Une opération Mister Big est une méthode d'enquête sophistiquée visant à faire croire à un suspect qu'il est en voie de se joindre à un groupe criminel, le tout afin de lui soutirer une confession. Des agents doubles mettent en confiance l'individu visé en le faisant participer à quelques dizaines de délits avant de le présenter au recruteur et patron de l'organisation, lui aussi un agent double. À la clé: une intégration en bonne et due forme dans le groupe criminel. Pendant l'entrevue d'embauche, le patron demande au suspect de lui avouer tout son passé criminel afin de pouvoir le protéger de la police. Enregistrée à l'aide d'une caméra cachée, cette confession servira à accuser l'individu.

Des cas célèbres

Sebastian Burns et Atif Rafay

L'une des premières opérations Mister Big mises sur pied par la Gendarmerie royale du Canada (GRC) visait deux jeunes hommes - Sebastian Burns et Atif Rafay - soupçonnés d'avoir massacré trois membres de la famille de ce dernier, en 1994. La confession de Burns à un policier interprétant un caïd a mené à leur condamnation pour meurtre, dix ans plus tard. Encore aujourd'hui, ils continuent à clamer leur innocence et à faire valoir que leur confession n'était qu'une invention pour impressionner un individu qui les intimidait.

Procès d'Alain Perreault

Les images d'Alain Perreault qui raconte avoir «étranglé» Lyne Massicotte dans son logement de Québec après avoir fumé du cannabis avec elle ont fait le tour des ondes en 2011. L'homme était demeuré le suspect principal depuis la disparition de la femme, en juillet 2003. Au tournant de la décennie, des agents doubles l'ont fait passer à travers plusieurs dizaines de scénarios avant de lui demander une confession sur le meurtre de Lyne Massicotte.
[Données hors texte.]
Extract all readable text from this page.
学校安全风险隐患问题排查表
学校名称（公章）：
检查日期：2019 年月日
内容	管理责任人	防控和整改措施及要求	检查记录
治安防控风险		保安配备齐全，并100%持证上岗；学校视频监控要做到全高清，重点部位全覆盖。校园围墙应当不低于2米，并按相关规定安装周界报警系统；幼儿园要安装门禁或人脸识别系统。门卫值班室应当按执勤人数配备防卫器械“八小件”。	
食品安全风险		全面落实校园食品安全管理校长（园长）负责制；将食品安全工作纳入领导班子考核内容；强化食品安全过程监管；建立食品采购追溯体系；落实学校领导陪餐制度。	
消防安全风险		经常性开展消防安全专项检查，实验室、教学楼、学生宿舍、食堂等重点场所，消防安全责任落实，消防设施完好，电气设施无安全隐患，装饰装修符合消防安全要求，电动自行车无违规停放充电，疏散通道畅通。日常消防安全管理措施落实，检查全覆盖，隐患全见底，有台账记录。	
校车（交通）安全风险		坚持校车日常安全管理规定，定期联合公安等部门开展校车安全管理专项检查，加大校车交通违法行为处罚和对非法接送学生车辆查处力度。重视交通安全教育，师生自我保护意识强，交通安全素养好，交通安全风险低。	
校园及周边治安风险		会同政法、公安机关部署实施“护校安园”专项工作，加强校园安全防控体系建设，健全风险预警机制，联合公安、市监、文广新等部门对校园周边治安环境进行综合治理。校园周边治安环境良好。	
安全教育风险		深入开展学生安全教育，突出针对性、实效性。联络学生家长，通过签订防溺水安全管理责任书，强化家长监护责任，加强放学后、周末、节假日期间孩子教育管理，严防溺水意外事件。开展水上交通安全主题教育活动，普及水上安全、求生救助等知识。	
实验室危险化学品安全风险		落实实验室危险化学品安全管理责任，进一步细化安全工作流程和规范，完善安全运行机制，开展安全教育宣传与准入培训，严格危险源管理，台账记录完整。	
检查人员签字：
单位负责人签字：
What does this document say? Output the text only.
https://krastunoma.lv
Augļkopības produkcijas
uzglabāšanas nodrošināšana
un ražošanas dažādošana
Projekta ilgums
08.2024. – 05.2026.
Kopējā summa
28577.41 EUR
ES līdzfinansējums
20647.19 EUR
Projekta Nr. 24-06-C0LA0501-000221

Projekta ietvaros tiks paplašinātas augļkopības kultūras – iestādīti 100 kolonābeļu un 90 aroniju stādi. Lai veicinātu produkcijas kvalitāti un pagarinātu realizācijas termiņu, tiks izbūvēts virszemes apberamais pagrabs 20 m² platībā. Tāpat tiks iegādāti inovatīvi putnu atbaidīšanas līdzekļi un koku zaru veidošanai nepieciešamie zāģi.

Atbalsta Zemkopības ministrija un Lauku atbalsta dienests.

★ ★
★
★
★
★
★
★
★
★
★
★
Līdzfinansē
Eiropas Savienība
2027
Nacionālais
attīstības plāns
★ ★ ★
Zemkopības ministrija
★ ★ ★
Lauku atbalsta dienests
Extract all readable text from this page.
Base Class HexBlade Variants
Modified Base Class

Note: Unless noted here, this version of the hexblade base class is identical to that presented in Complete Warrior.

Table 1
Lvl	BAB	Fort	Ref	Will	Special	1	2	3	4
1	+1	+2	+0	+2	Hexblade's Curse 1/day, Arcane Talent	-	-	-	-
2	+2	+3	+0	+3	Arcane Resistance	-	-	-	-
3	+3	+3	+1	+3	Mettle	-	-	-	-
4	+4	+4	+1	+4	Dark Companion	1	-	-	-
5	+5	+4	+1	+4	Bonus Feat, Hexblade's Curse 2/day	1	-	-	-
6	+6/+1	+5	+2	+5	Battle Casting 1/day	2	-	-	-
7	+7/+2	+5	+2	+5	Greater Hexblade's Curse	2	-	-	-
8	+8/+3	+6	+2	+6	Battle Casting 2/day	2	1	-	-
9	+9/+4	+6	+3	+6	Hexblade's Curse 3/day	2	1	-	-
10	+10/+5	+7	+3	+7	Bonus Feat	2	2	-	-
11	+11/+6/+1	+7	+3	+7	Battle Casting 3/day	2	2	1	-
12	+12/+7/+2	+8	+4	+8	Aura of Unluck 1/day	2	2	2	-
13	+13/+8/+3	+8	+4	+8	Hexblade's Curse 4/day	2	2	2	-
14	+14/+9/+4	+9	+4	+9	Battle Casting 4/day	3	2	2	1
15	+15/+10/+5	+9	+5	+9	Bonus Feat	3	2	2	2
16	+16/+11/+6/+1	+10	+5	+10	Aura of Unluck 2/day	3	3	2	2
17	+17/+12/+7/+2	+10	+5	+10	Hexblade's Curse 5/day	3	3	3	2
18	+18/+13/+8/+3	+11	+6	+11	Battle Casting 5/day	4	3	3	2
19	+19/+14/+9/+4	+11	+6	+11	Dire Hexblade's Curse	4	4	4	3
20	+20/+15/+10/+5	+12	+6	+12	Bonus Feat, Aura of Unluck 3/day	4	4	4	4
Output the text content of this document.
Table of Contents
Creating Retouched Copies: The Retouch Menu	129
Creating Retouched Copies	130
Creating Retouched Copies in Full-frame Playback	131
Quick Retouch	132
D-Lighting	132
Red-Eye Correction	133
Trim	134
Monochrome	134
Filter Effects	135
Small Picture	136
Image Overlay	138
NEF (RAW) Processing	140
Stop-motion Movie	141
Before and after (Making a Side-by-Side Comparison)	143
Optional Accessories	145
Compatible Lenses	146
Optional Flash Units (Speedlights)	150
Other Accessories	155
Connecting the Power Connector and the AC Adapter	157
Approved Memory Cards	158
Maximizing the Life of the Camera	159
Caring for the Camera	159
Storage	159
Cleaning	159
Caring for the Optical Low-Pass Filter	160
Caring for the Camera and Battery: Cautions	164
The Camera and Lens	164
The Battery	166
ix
M. Perreault a été condamné à la prison à vie, avant que la Cour d'appel ne confirme le verdict.

Procès d'Éric Daudelin

En mars dernier, Éric Daudelin a été condamné à la prison à vie pour le meurtre de la petite Joleil Campeau, survenu 19 ans plus tôt. Ce dossier insoluble est remonté à la surface en 2009, alors que la police déclenchait une opération Mister Big pour piéger Daudelin, soupçonné depuis le début. Après 45 missions accomplies pour le groupe criminel fictif, il est finalement passé aux aveux devant le patron de l'organisation, un agent double déguisé en gangster.

Procès de Gilles Chagnon

«Je lui ai mis trois balles dans la tête», a confié Gilles Chagnon à un policier déguisé en patron d'une prospère organisation criminelle. C'était en 2006, 13 ans après le meurtre de Danielle Boucher. Dans une chambre de l'hôtel Reine Elizabeth, Chagnon croyait devoir confesser son passé afin de permettre d'effacer toute trace de ses crimes. Dans les mois précédents, il avait accompli diverses tâches, dont le transport de valises remplies d'argent. Au final, Chagnon a avoué avoir pris part à trois meurtres, mais n'a été condamné que pour celui de Danielle Boucher.

Des opposants

Des avocats qui ont dû se battre contre des opérations Mister Big:

«Ça reprend les inquiétudes que les avocats de la défense émettent depuis 10 à 15 ans. La Cour suprême constate que la méthode d'enquête comporte des dangers: il peut y avoir des débordements qui font que les confessions qu'on obtient le sont dans des conditions qui ne sont pas acceptables au chapitre des règles qu'on s'est données au Canada quant aux relations entre policiers et citoyens.»

- Marc Labelle

«J'ai des dossiers pendants de Mister Big, alors vous vous doutez que j'avais des clients qui étaient assez excités de voir ce que serait la suite des événements. Pour moi, c'est une très bonne nouvelle. C'est assez majeur [...]. Le ministre fédéral de la Justice [qui a le pouvoir d'ordonner de nouveaux procès] doit prendre acte de ce qui a été décidé par la Cour suprême aujourd'hui [hier].»

- Martin Latour

Une opération Mister Big «fait plus que teinter l'image de l'accusé. Ça la peinture à trois couches avec une peinture à l'huile indélébile. Même avec un puissant décapant, tu ne peux pas enlever ça de l'esprit du jury. [...] Je suis content de la décision. Évidemment, j'aurais aimé ça qu'on dise simplement "non"» à ces opérations.